Fabada asturiana or simply fabada, is originally from the northern Spanish region of Asturias. However its consumption has spread all over Spain and is recognized as one of the most important dishes of the Spanish cuisine par excellence. It is therefore definitely one of the dishes to look out for when you visit Spain.

Fabada asturiana is made with fabes (white beans in Asturian), several types of sausages and pork, as well as spices such as saffron. These extra ingredients are often called the 'compango'. It's so popular that several brands of processed food have it in their catalogues and sold in cans in supermarkets. It's a highly caloric dish and most consumed during winter.

We have some records of of fabes, or white beans in Asturias that go back to the 16th century, though its consumption is perhaps earlier than that. Like many other examples of Spanish food, fabada asturiana has rather humble origins as it was the poorer people of Spain who would mix fabes with any meat leftovers that they had.

Some historians claim that fabada already existed in the 17th century, however there are no documents that confirm this theory. Even though fabes is mainly a rural ingredient, and was in fact cultivated in large amounts, it is believed that the dish fabada asturiana was actually created in the cities.

Some say it is similar to cassoulet from Languedoc in France that likely entered Spain though the French that took Camino de Santiago (Way of Saint James) during the middle ages.

However the first written references there are of fabada asturiana dates back to 1884. Other authors say that fabada appeared in an undetermined period between the 19th and 20th century.

Fabada asturiana has a simple preparation, it uses inexpensive and easy to find ingredients and it's a potent caloric source perfect for the coldest winter months, however it is not easy.

With all of these great dishes from Spanish cuisine, the best version is one that is made at home which you can do by following the recipe below. However, in modern times, the production of fabada asturiana has become commericialised and you can now buy the dish pre-made in tins in your Spanish supermarket.

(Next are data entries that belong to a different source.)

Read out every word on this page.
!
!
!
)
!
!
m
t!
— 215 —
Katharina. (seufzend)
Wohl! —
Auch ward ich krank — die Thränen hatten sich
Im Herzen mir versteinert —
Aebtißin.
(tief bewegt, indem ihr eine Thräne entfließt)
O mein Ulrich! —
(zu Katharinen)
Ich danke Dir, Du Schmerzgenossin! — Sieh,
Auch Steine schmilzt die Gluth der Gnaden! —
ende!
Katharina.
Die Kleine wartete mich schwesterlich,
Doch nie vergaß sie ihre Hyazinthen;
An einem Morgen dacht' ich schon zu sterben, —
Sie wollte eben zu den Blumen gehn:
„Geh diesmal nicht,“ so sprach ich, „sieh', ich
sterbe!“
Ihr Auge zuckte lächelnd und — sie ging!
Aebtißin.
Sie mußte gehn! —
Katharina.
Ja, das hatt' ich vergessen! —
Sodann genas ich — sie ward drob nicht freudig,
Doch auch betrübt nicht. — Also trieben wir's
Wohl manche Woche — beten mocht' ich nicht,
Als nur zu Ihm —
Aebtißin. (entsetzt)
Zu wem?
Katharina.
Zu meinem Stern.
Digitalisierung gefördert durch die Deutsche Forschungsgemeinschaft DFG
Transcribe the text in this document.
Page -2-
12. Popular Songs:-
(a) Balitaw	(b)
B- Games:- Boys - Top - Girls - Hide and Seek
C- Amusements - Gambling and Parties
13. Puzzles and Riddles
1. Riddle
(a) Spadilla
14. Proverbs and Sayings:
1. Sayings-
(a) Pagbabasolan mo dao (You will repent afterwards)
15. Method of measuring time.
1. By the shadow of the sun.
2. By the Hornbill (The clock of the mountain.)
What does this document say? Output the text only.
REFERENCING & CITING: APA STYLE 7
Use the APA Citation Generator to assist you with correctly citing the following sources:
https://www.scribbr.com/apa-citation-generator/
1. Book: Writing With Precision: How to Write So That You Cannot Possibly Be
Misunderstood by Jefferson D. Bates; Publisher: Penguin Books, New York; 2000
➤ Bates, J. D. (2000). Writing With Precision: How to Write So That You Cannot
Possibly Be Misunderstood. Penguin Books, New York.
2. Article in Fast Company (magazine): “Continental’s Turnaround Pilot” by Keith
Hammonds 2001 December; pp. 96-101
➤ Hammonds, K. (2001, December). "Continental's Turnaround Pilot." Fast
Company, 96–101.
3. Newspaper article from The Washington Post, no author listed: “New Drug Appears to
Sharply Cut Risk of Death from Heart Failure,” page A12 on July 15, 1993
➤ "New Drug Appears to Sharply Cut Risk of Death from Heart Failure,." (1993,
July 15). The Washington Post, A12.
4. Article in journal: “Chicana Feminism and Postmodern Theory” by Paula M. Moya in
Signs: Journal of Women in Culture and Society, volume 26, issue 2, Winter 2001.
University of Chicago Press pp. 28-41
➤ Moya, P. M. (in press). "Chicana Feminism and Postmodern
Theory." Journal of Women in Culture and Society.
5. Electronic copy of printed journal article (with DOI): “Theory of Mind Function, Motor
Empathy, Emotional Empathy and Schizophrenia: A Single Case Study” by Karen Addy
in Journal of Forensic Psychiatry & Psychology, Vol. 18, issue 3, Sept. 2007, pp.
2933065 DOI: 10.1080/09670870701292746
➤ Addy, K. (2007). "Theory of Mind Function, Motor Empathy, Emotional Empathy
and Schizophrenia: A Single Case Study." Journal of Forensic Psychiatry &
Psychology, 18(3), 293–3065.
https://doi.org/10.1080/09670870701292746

Fabada Asturiana | Pork and Beans Stew

Fabada Asturiana

Ingredients (6 portions):

  • 500 grams of white beans
  • 250 of streaky bacon
  • 2 chorizos
  • 2 blood sausages
  • 200 grams of ham bone
  • 3 strands of saffron
  • Water
  • Salt


  • Extend the white beans on a flat surface. Remove those that are damaged. Wash them and leave them soaking for some 12 hours.
  • Soak the streaky bacon, and the ham bone the night before to the preparation.
  • In a pan, better if it's low and wide (and even better if it's a clay pot) add the beans with the same water in which they soaked. They must be covered with two fingers of water. Stir well and cook at high heat until it starts to boil.
  • Once the water begins to boil add the streaky bacon, the chorizos, the ham bones and the blood sausages. Be sure to puncture the chorizos and blood sausages previously. Make sure that these two ingredients are always closer to the surface, as with too much heat they can break, which would ruin the fabada asturiana
  • Occasionally skim the broth, to make sure we remove the foam and also some fat.
  • Lower the heat and add salt to taste, make sure you taste it first though, as the ham bone is quite salty.
  • Let the fabada cook for two hours at low heat stirring occasionally with a wooden spoon, careful not to damage the white beans. Add cold water twice.
  • After two hours taste the fabada to check if the beans are tender (if not let it cook for a while longer) and add more salt if necessary. Once it's ready remove from the fire and let it settle for an hour
  • Remove the meat and sausages and dice, then they can be added to the fabas.